I manifested a mindfulness plate this year for Christmas. I’m someone who wonders about the energy I put out. Did someone pick up artistic vibes from me to think a colouring plate would channel my creativity? I write but that’s not the same thing as making visual art. When it comes to colouring or painting, I cannot say I’m any good.
This year is my green year. Maybe the meditation plate contained within it many shades of green with which to colour with.
When I opened up the box the plate and the paint were wrapped in, I saw that there was NOT ONE SHADE OF GREEN! DISASTER! I had a mini-meltdown. How could I have my green year without any green paint to use on this plate?
I’m a woman nearing 40, having a hissy fit over a colouring plate with no green paint. Looking back on this moment, I’m laughing. The plate had so much to teach me about control and letting go once I let it.
I learned that I can make green by mixing blue and yellow. Duh. I think that’s standard preschool knowledge.
So that’s what I did. I mixed my blue and yellow and got several shades of green. The plate was to be cool shades of blue and green to remind me the Turkish porcelains you’d see in sacred places like the Blue Mosque and countless other mosques adorning the Istanbul skyline over the shimmering dark blue waters of the Bosphorous.
So the plate’s first lesson: If you don’t see the colour you’re looking for, get creative and don’t be afraid to mix to your heart’s content to get the green you desire.
When I found the green, I looked back at the paint and there they were, a cool turquoise blue, orange of the hot summer sun, red of chillies drying in the summer heat, pink like the petals of roses, indigo like the waters of the Bosphorus. They wanted my brush to dip into them and carry them to the plate so they could do their job and lend themselves on this plate I was creating.
Lesson two, don’t leave any colours behind. They are all beautiful and evocative. Use the ones that call out to you, and you will see that the plate is all the more beautiful for having given them a chance.
Another thing I learned is that painting these damn plates is an exercise in frustration. Try as one might, even if you do have surgeon steady hands, the paint is bound to bleed past the black boundaries of the design. The instructions tell you to have a wet cotton bud handy to erase any of these mistakes. Yes, you can do it that way. It will probably result in you giving up on the plate.
For me, to keep getting the plate done, I had to put down the cotton bud and just push through. Mistakes and all.
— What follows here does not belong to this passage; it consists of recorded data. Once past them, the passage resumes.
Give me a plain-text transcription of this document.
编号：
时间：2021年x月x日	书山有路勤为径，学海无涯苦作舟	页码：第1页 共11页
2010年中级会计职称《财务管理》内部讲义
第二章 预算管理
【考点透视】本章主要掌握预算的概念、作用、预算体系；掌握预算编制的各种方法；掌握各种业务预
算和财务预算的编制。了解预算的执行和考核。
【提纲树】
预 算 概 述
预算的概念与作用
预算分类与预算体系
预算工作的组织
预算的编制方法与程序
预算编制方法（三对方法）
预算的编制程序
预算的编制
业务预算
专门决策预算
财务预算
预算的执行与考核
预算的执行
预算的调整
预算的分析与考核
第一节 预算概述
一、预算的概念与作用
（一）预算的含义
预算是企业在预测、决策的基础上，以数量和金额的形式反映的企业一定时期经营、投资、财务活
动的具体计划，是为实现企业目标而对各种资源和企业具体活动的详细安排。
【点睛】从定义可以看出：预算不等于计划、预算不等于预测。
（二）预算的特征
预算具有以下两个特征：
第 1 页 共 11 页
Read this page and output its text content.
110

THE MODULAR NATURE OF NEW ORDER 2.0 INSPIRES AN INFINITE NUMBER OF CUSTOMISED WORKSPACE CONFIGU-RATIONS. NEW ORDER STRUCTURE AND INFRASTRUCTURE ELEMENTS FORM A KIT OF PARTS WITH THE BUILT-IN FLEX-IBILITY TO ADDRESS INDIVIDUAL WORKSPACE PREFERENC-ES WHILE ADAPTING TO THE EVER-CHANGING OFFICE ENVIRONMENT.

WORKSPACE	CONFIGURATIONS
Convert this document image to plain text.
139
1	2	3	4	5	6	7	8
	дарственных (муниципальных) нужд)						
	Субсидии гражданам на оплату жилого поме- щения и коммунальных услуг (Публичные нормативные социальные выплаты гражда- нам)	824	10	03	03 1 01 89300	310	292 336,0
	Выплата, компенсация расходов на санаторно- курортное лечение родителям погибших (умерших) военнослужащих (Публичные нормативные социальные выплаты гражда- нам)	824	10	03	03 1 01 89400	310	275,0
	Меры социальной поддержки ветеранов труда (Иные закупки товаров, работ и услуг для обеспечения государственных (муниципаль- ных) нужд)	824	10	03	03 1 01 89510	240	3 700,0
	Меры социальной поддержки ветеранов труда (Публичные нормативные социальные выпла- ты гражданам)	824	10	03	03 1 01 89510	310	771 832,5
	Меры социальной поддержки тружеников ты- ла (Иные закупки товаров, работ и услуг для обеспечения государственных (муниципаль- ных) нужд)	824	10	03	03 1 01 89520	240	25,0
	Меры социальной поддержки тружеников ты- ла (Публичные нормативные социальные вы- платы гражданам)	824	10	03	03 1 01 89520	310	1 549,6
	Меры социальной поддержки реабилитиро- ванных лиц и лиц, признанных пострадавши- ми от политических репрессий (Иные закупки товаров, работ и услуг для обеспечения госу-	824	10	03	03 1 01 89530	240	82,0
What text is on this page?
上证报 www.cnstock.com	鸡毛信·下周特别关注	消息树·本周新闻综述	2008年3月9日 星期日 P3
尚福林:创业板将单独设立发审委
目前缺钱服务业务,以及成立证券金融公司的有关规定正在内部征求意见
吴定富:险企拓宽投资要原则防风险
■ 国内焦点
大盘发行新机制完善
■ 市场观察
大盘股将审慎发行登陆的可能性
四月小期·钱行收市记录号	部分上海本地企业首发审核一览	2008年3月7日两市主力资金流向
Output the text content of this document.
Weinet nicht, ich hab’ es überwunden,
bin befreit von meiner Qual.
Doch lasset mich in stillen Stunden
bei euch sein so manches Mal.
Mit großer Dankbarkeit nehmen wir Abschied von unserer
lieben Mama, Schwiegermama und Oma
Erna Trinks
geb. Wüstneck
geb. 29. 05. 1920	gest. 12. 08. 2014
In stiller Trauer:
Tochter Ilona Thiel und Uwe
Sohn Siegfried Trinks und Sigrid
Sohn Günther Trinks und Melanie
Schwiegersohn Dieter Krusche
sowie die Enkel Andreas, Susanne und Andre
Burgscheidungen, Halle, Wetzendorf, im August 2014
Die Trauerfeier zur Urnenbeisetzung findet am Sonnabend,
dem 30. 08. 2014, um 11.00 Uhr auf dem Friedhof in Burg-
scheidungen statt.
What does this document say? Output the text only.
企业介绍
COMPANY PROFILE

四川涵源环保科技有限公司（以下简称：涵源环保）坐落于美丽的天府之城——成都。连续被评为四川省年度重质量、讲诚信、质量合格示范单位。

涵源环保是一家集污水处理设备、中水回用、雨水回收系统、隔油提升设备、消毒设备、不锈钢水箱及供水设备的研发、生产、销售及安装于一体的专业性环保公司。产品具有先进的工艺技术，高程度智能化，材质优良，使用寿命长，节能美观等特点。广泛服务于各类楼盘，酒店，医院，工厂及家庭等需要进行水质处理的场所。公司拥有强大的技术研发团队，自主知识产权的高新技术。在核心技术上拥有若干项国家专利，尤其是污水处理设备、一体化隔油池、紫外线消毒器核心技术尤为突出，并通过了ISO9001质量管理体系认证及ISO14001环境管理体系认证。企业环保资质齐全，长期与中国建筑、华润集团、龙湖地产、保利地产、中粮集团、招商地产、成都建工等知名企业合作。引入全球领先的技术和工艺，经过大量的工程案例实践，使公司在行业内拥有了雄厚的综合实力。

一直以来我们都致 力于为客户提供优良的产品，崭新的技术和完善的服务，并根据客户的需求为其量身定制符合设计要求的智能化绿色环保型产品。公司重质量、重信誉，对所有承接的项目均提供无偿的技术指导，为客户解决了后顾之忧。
Yes, I painted over the black line. Yes, the colour scheme was off on certain patterns. Yes, I couldn’t get the same shade of green on the various repetitions of the same design.
There were many faults in the execution.
But when I stood back and looked at the plate when it was all done, all I could see was the beauty of the colours.
They all smiled at me and brightened up my day. I felt so proud for exercising patience to finish the plate despite all the faults, frustrations and worries that it wouldn’t look right. I’d done it.
I don’t know if you’re familiar with Buddhist customs but one ceremony that impressed me most when I saw it on The House of Cards was the mandalas. A few Buddhist monks work together to create an intricate design out of coloured sand. They work on this for weeks, concentrating fully on making it a picture of perfection only to brush it off the table as soon as they are finished.
To me as an artist, yes I am an artist now, the mandalas ceremony signifies that work is everything and then it’s nothing. While I’m working on my memoir, it will be my life’s obsession but when it’s done and it’s ready for an editor to cut through its helpless flesh to shape it into a thing of beauty, then for readers to consume it, it’s NOTHING of me. Like the colourful sand, it’s sent back into the universe.
With that spirit, I gave away my mindfulness plate. It is at Crows Nest Vinny’s. Its lessons will always be here and in my heart if I ever need to be reminded.
Thank you for your thoughts that brought me the mindfulness plate. My heart sings when I think about you and why you must have chosen that particular plate for me.
Over to you…
What were some unexpected presents you received over the years which made a difference in your life or how you perceive the world around you?